4.4. La generica indicazione dei criteri dei lavoratori da licenziare, in particolare del criterio relativo alle competenze tecnico-professionali, impedendo ogni verifica di coerenza tra i detti criteri e la concreta applicazione degli stessi, non offre alcun parametro comparativo rispetto alla posizione di altri lavoratori, idoneo ad escludere la sussistenza di ingiustificati trattamenti più favorevoli, come, invece, sostenuto dalla società nel prospettare la necessità di un’indagine prognostica per la verifica della sussistenza in concreto dell’interesse ad agire in relazione al pregiudizio subito.
- La violazione dell’art. 2697 c.c. è censurabile per cassazione ai sensi dell’art. 360, co. 1, n. 3 c.p.c., soltanto nell’ipotesi in cui il giudice abbia attribuito l’onere della prova ad una parte diversa da quella che ne fosse onerata secondo le regole di scomposizione delle fattispecie basate sulla differenza tra fatti costitutivi ed eccezioni e non invece laddove oggetto di censura sia la valutazione che il giudice abbia svolto delle prove proposte dalle parti (cfr. Cass. n. 15107 del 2013; Cass. n. 13395 del 2018; Cass. n. 18092 del 2020), mentre nella sentenza impugnata non è in alcun modo ravvisabile un sovvertimento dell’onere probatorio, interamente gravante sul datore di lavoro che ha l’onere di allegazione dei criteri di scelta e di prova della loro piena applicazione nei confronti dei lavoratori licenziati, non essendo ravvisabile alcun onere in capo al lavoratore ove il datore di lavoro si sia limitato a comunicare dei criteri assolutamente vaghi, inidonei a consentire al lavoratore di contestare le scelte operate e di comparare la propria posizione con quella degli altri dipendenti che hanno conservato il posto di lavoro (cfr. Cass. n. 27165 del 2009).
- Infine, la valutazione della correttezza della motivazione rientra nel diverso paradigma impugnatorio previsto nel n. 5, dell’art. 360 c.p.c. (come sostituito dall’art. 54, comma 1, lettera b, del decreto-legge 22 giugno 2012, n. 83, convertito, con modificazioni, nella legge 7 agosto 2012, n. 134) a norma del quale è denunciabile in Cassazione solo l’anomalia motivazionale che si tramuta in violazione di legge costituzionalmente rilevante, in quanto attinente all’esistenza della motivazione in sé, purché il vizio risulti dal testo della sentenza impugnata, a prescindere dal confronto con le risultanze processuali (Cass. S.U. n. 8053 del 2014), profili non denunciati né ricorrenti in questa sede.

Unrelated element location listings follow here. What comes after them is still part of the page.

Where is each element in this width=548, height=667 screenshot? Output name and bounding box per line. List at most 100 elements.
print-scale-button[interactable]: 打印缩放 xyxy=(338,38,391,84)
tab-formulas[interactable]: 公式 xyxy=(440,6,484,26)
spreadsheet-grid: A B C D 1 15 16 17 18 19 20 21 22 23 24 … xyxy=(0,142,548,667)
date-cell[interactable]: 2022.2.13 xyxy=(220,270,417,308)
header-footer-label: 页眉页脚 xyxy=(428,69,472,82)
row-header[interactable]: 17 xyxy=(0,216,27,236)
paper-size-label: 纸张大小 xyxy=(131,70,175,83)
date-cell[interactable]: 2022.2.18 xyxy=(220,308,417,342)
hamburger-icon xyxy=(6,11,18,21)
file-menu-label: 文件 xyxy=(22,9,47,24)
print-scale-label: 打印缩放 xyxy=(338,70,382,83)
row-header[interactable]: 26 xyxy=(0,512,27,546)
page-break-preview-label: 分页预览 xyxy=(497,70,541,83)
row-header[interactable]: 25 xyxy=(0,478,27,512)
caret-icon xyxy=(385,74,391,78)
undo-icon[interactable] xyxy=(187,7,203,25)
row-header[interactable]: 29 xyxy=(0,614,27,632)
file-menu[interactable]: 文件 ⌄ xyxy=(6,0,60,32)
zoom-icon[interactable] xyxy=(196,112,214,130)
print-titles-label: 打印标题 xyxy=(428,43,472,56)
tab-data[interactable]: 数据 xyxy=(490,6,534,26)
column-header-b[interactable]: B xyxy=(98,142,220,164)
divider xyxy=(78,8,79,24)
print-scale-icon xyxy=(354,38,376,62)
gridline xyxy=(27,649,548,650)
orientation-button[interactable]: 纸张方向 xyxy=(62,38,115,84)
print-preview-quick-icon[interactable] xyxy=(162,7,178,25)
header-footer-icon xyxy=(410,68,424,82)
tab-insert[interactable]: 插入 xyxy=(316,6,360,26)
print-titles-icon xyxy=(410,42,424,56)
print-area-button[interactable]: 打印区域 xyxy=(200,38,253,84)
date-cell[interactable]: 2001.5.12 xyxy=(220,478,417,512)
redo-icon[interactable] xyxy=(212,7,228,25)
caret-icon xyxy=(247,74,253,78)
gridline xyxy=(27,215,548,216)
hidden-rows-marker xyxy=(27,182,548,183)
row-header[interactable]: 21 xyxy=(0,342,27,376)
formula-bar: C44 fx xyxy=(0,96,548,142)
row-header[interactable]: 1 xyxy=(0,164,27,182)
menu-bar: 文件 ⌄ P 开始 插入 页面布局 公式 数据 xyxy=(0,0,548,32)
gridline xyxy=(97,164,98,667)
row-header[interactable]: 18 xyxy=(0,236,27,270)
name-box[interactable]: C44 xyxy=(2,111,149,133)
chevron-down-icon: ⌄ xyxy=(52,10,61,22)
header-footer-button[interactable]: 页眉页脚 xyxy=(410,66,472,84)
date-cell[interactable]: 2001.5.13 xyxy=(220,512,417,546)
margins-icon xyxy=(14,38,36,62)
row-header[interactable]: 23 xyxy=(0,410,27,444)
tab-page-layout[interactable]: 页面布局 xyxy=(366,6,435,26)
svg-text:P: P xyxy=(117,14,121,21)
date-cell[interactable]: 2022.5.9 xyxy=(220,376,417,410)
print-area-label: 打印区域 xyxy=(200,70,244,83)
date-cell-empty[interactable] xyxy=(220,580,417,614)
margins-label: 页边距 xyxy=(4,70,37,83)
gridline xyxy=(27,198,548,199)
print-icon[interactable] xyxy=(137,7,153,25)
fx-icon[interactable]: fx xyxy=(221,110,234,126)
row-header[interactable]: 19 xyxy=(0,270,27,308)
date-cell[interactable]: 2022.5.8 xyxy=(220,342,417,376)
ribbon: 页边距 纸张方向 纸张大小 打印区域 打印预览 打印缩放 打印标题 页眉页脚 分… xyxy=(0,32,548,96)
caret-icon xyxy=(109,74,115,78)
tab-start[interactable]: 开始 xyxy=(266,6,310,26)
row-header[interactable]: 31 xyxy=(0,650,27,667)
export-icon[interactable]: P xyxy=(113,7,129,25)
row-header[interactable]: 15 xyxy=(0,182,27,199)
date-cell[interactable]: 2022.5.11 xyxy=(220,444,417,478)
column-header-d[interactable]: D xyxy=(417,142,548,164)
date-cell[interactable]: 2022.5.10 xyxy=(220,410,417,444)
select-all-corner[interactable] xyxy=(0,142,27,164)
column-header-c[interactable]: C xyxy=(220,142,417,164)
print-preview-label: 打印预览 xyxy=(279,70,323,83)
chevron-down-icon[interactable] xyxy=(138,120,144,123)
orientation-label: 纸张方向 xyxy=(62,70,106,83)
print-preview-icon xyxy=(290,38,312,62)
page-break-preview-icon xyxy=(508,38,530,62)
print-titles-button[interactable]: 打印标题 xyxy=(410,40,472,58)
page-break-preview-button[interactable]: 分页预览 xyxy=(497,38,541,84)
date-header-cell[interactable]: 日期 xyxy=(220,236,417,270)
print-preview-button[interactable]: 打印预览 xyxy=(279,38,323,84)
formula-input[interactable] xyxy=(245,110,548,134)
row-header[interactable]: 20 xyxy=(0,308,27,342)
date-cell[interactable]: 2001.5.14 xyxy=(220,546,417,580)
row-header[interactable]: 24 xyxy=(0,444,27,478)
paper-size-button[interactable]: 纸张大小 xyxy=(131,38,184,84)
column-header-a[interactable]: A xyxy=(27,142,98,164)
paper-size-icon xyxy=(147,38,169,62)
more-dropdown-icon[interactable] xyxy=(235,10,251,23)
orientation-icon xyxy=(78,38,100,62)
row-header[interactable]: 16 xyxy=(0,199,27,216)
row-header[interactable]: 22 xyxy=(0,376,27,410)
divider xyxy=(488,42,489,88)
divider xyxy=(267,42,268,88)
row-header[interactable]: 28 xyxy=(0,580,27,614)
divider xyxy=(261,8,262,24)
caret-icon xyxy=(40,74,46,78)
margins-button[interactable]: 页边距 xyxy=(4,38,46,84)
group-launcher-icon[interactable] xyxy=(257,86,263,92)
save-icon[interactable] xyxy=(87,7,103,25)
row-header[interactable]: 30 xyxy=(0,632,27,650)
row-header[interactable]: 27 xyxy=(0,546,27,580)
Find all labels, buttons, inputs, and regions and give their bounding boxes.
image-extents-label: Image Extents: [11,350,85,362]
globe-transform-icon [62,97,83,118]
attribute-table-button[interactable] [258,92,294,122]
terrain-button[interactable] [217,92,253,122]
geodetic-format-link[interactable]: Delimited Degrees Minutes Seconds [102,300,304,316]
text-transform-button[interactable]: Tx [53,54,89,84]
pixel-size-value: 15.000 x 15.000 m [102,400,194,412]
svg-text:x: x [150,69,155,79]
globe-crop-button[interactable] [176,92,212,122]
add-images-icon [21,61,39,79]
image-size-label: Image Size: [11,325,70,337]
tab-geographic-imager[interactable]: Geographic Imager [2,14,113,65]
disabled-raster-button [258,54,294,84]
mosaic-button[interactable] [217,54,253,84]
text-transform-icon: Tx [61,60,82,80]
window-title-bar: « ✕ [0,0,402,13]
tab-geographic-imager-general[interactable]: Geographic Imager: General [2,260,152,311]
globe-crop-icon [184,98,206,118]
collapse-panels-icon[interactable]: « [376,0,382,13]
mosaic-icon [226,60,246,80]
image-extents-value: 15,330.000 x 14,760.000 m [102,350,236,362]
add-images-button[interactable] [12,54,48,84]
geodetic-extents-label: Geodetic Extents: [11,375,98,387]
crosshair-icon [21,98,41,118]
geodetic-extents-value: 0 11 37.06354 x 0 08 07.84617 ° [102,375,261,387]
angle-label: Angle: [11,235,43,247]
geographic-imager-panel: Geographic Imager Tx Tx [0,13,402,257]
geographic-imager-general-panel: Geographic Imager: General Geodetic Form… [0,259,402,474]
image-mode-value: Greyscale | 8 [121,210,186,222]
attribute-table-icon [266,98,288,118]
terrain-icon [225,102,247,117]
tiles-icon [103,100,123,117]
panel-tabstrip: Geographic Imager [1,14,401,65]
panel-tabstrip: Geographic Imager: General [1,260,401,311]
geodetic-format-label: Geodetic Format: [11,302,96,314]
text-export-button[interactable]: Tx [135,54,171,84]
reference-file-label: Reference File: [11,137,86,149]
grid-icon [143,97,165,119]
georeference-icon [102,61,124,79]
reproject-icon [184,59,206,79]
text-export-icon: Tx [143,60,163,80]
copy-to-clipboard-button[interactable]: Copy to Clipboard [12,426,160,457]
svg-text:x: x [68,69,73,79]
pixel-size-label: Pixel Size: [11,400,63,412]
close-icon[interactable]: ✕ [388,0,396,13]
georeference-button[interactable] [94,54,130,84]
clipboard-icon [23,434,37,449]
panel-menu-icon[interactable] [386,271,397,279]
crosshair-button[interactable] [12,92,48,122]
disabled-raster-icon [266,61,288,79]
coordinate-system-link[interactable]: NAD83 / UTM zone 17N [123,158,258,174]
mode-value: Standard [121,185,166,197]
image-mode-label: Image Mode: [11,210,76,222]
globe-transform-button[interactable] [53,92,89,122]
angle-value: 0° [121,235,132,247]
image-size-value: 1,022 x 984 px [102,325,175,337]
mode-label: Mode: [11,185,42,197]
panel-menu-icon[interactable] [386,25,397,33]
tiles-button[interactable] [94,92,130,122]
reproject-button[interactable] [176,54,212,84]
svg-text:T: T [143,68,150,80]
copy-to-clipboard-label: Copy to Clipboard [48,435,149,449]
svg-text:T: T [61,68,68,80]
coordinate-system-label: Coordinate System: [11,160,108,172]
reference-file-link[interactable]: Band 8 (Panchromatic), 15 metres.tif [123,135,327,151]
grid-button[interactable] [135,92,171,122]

- In conclusione, il ricorso va dichiarato inammissibile e le spese di lite seguono il criterio della soccombenza dettato dall’art. 91 cod.proc.civ.
- Sussistono i presupposti processuali per il versamento, da parte della ricorrente, dell’ulteriore importo a titolo di contributo unificato previsto dal d.P.R. 30 maggio 2002, n. 115, art. 13, comma 1 quater, introdotto dalla L. 24 dicembre 2012, n. 228, art. 1, comma 17 (legge di stabilità 2013) pari a quello – ove dovuto – per il ricorso, a norma del comma 1-bis dello stesso art. 13.
P.Q.M.
dichiara inammissibile il ricorso e condanna la società ricorrente al pagamento delle spese del presente giudizio di legittimità liquidate in euro 200,00 per esborsi e in euro 5.000,00 per compensi professionali, oltre spese generali al 15% ed accessori di legge, da distrarre a favore del difensore antistatario. Ai sensi dell’art. 13, comma 1-quater, del d.P.R. 30 maggio 2002, n. 115, nel testo introdotto dall’art. 1, comma 17, della legge 24 dicembre 20012, n. 228, dà atto della sussistenza dei presupposti processuali per il versamento, da parte della ricorrente, dell’ulteriore importo a titolo di contributo unificato, pari a quello previsto per il ricorso, a norma del comma 1-bis dello stesso art. 13, se dovuto […]”.